Eleventy Project Setup
Steps to Set Up an Eleventy Project
Eleventy is a static site generator (SSG). The following is an opinionated setup; it goes a little bit beyond the basics of installing Eleventy.
1 — Create a directory for the project
In terminal, we can use mkdir project-directory-name
to make this happen.
2 — Make sure Node.js and npm are installed
We can check this in terminal using node -v
and npm -v
. These check for the version of each, and can also be used like this: node --version
. If either are not installed, they won't have a version to display.
3 — In that directory, create a .eleventy.js file
This is arguably the most important file for Eleventy. It tells Eleventy what to do when generating the site. Don't forget the dot at the beginning of the filename, otherwise it wont work like we expect.
Here's some code for the file:
module.exports = config => {
return {
markdownTemplateEngine: 'njk',
dataTemplateEngine: 'njk',
htmlTemplateEngine: 'njk',
dir: {
input: 'src',
output: 'dist'
}
};
};
Note
The three lines with 'njk'
make it possible for us to use Nunjucks in our files. Eleventy supports Nunjucks, but if we didn't include these three lines we'd have to use .njk files. Including this here allows us to use Nunjucks within our .html and .mk files.
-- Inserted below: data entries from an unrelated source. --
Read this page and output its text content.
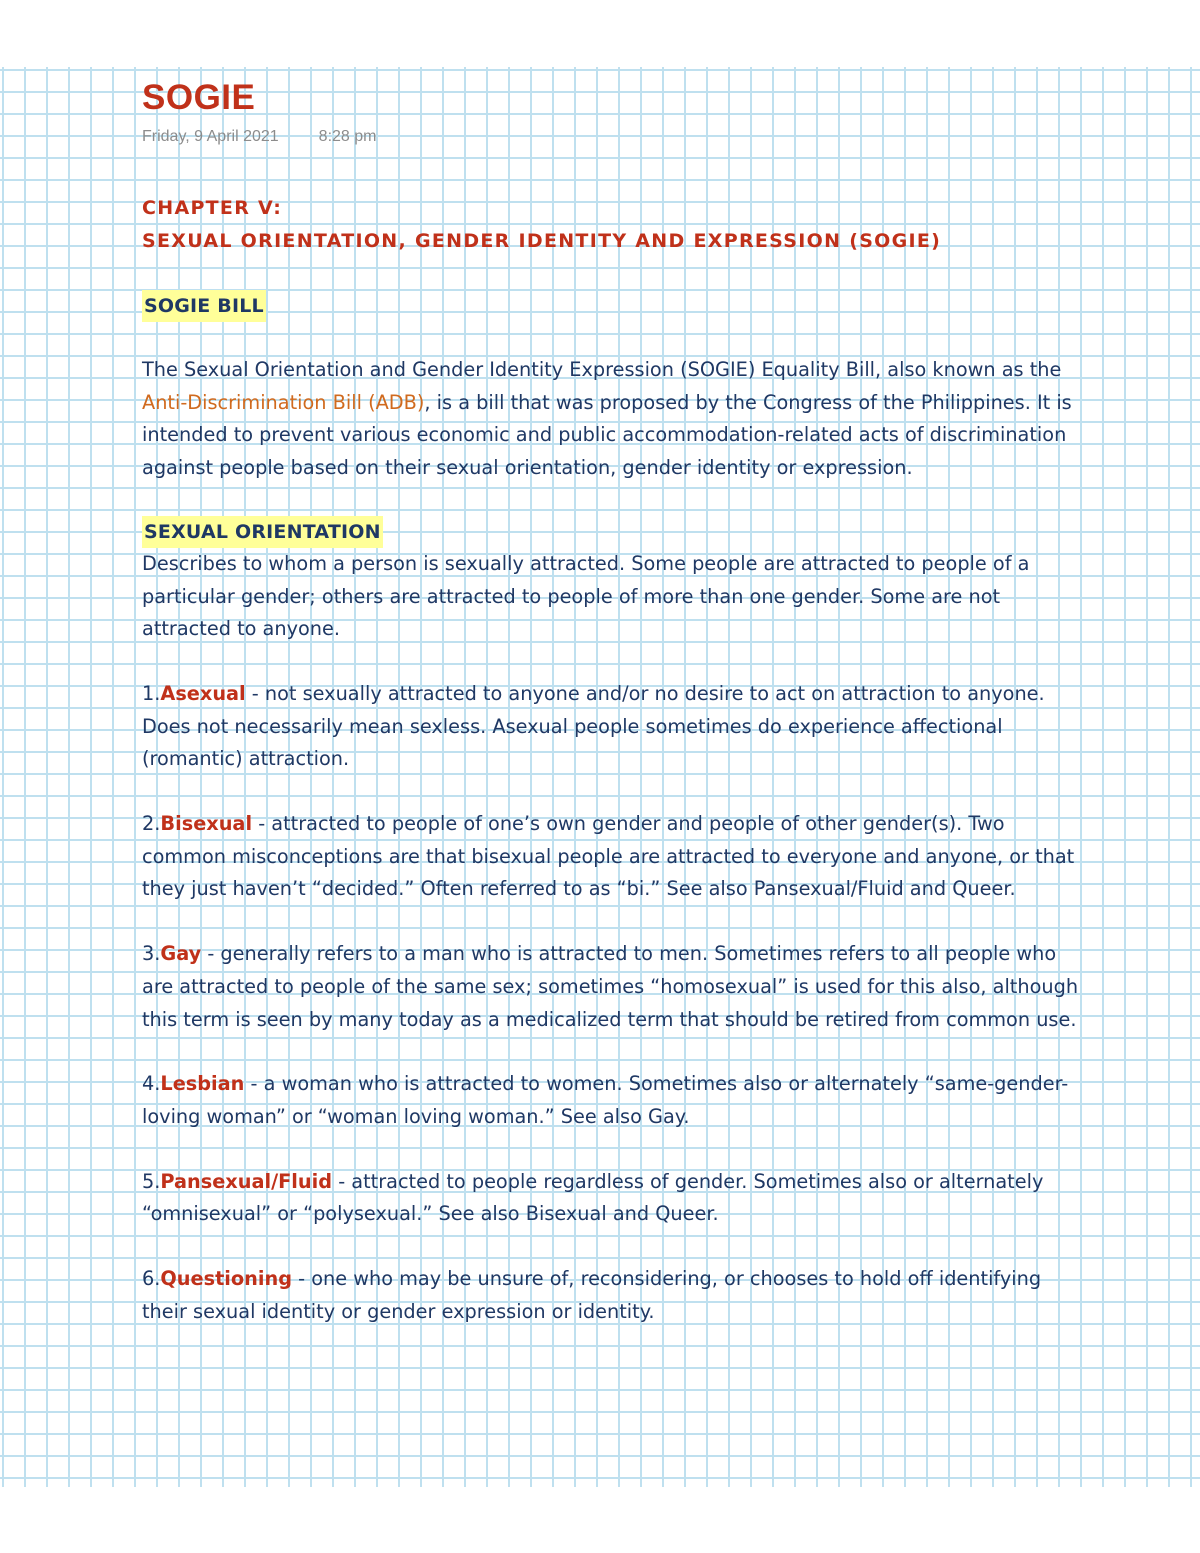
SOGIE
Friday, 9 April 2021	8:28 pm
CHAPTER V:
SEXUAL ORIENTATION, GENDER IDENTITY AND EXPRESSION (SOGIE)
SOGIE BILL

The Sexual Orientation and Gender Identity Expression (SOGIE) Equality Bill, also known as the Anti-Discrimination Bill (ADB), is a bill that was proposed by the Congress of the Philippines. It is intended to prevent various economic and public accommodation-related acts of discrimination against people based on their sexual orientation, gender identity or expression.

SEXUAL ORIENTATION

Describes to whom a person is sexually attracted. Some people are attracted to people of a particular gender; others are attracted to people of more than one gender. Some are not attracted to anyone.

1.Asexual - not sexually attracted to anyone and/or no desire to act on attraction to anyone. Does not necessarily mean sexless. Asexual people sometimes do experience affectional (romantic) attraction.

2.Bisexual - attracted to people of one’s own gender and people of other gender(s). Two common misconceptions are that bisexual people are attracted to everyone and anyone, or that they just haven’t “decided.” Often referred to as “bi.” See also Pansexual/Fluid and Queer.

3.Gay - generally refers to a man who is attracted to men. Sometimes refers to all people who are attracted to people of the same sex; sometimes “homosexual” is used for this also, although this term is seen by many today as a medicalized term that should be retired from common use.

4.Lesbian - a woman who is attracted to women. Sometimes also or alternately “same-gender-loving woman” or “woman loving woman.” See also Gay.

5.Pansexual/Fluid - attracted to people regardless of gender. Sometimes also or alternately “omnisexual” or “polysexual.” See also Bisexual and Queer.

6.Questioning - one who may be unsure of, reconsidering, or chooses to hold off identifying their sexual identity or gender expression or identity.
This is one of those 'opinionated' parts of this setup. We don't need those three lines to make Eleventy work—it's a personal preference thing.
Also, we can call the input and output folders whatever we want.
4 — In our directory, create a package.json file
We do this by initialising npm in the terminal using npm init -y
.
5 — In our directory, install Eleventy
We do this in terminal using npm install @11ty/eleventy
.
6 — Make our lives easier by adding a start script to package.json
In the package.json file, add the following to the 'scripts' list:
"start": "npx eleventy --serve"
This just makes it so we can type npm start
in the terminal to run Eleventy, instead of having to type out npx eleventy --serve
every time. This isn't a big deal now, but once we add things like Gulp, we will make npm start
do much more than just start Eleventy.